The Institute's developmental path for the calculator includes developing models for the four different Tier classifications of data centers, based on the Institute's industry-standard Site Infrastructure Tier Classification System.

The topic of data center True TCO was explored in the management track at the Design Charrette event, along with other proposed "green" metrics for measuring and managing whole-system data center energy efficiency. Over 250 data center executives and senior technical and engineering professionals, IT industry and data center design professionals attended the stakeholder meeting.
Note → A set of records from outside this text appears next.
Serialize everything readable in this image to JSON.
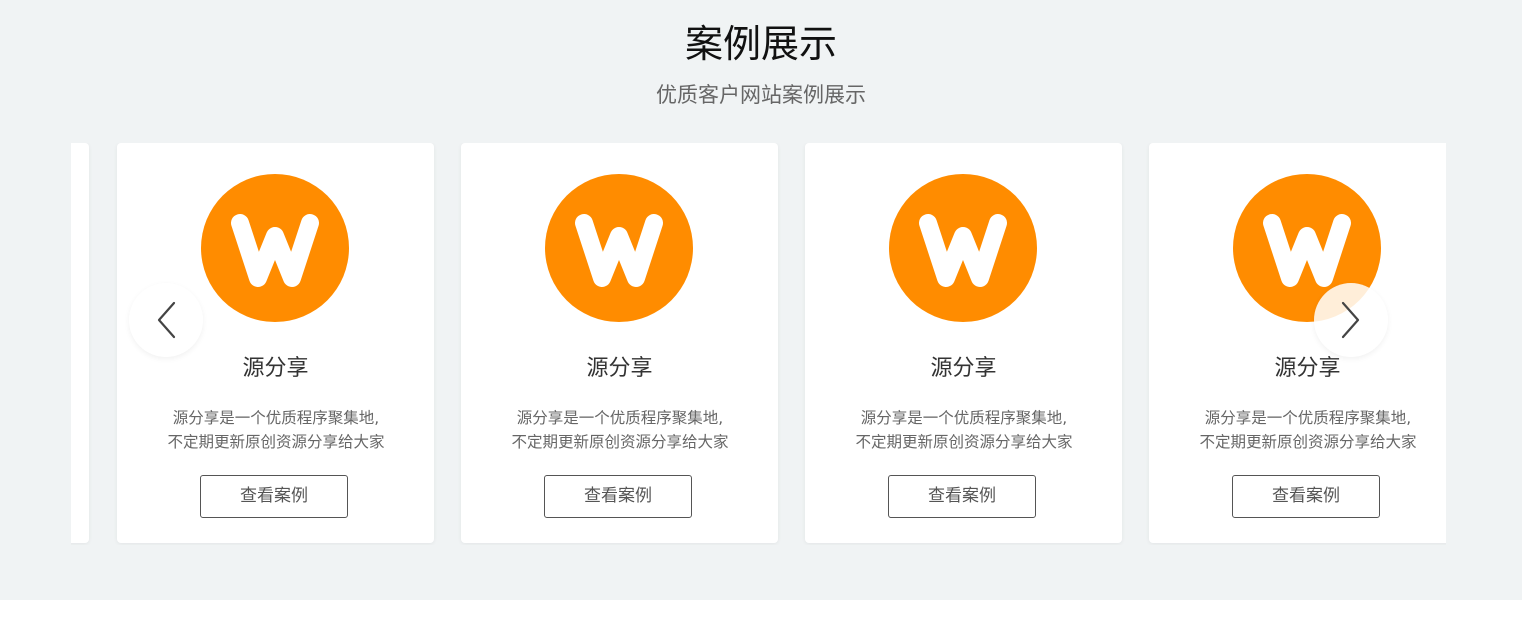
{
  "section": {
    "title": "案例展示",
    "subtitle": "优质客户网站案例展示"
  },
  "cards": [
    {
      "title": "源分享",
      "desc_line1": "源分享是一个优质程序聚集地,",
      "desc_line2": "不定期更新原创资源分享给大家",
      "button": "查看案例",
      "logo_letter": "W"
    },
    {
      "title": "源分享",
      "desc_line1": "源分享是一个优质程序聚集地,",
      "desc_line2": "不定期更新原创资源分享给大家",
      "button": "查看案例",
      "logo_letter": "W"
    },
    {
      "title": "源分享",
      "desc_line1": "源分享是一个优质程序聚集地,",
      "desc_line2": "不定期更新原创资源分享给大家",
      "button": "查看案例",
      "logo_letter": "W"
    },
    {
      "title": "源分享",
      "desc_line1": "源分享是一个优质程序聚集地,",
      "desc_line2": "不定期更新原创资源分享给大家",
      "button": "查看案例",
      "logo_letter": "W"
    }
  ],
  "icons": {
    "prev": "chevron-left-icon",
    "next": "chevron-right-icon",
    "logo": "w-logo-icon"
  },
  "colors": {
    "brand_orange": "#ff8c00",
    "section_bg": "#f0f3f4",
    "card_bg": "#ffffff"
  }
}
According to the Institute, the goal of the event (the first in a planned annual series) was "to transform the energy efficiency, productivity, and sustainability of the data center, and to restore both the economic viability of Moore's Law and the environmental sustainability of large-scale server computing." Further, says the Institute, the event calls on IT and data center industry stakeholders "to collaboratively develop a whole-systems design approach to address critical energy-consumption and carbon-reduction issues."

According to the Institute, data center facilities costs, including the costs of energy, have grown rapidly in recent years, from the traditional one to three percent of IT's total budget, to around five to 15 percent. This unprecedented cost escalation, says Ken Brill, founder and executive director of the Institute, is significant enough "to threaten the economic productivity of enterprise IT, in what we are calling the economic meltdown of Moore's Law." Brill contends that traditional IT hardware life-cycle total cost of ownership (TCO) calculations and cost justifications have either ignored or significantly underestimated the "True TCO" because they fail to correctly capture and allocate both the capital and operating expenses of the data center in their planning analysis.

To help senior corporate finance, IT and real estate executives address this phenomenon, the Institute was commissioned by IBM's Deep Computing and Data Center Capacity on Demand business units to develop both the True TCO Calculator and the white paper. Currently, says Brill, one result of such aforementioned underestimating is that CIOs and data center operators frequently discover too late in the planning and often even after the purchase of IT hardware (primarily computer, network and storage servers) that they do not have the computer room infrastructure capacity to manage the new loads.

Notes Brill, "In one recent case, a major global financial institution purchased $15 million worth of blade servers, only to discover that the new or upgraded facilities necessary to handle the power and cooling requirements required an additional $50 million in unplanned and unbudgeted investment. And that's just one of a number of such examples."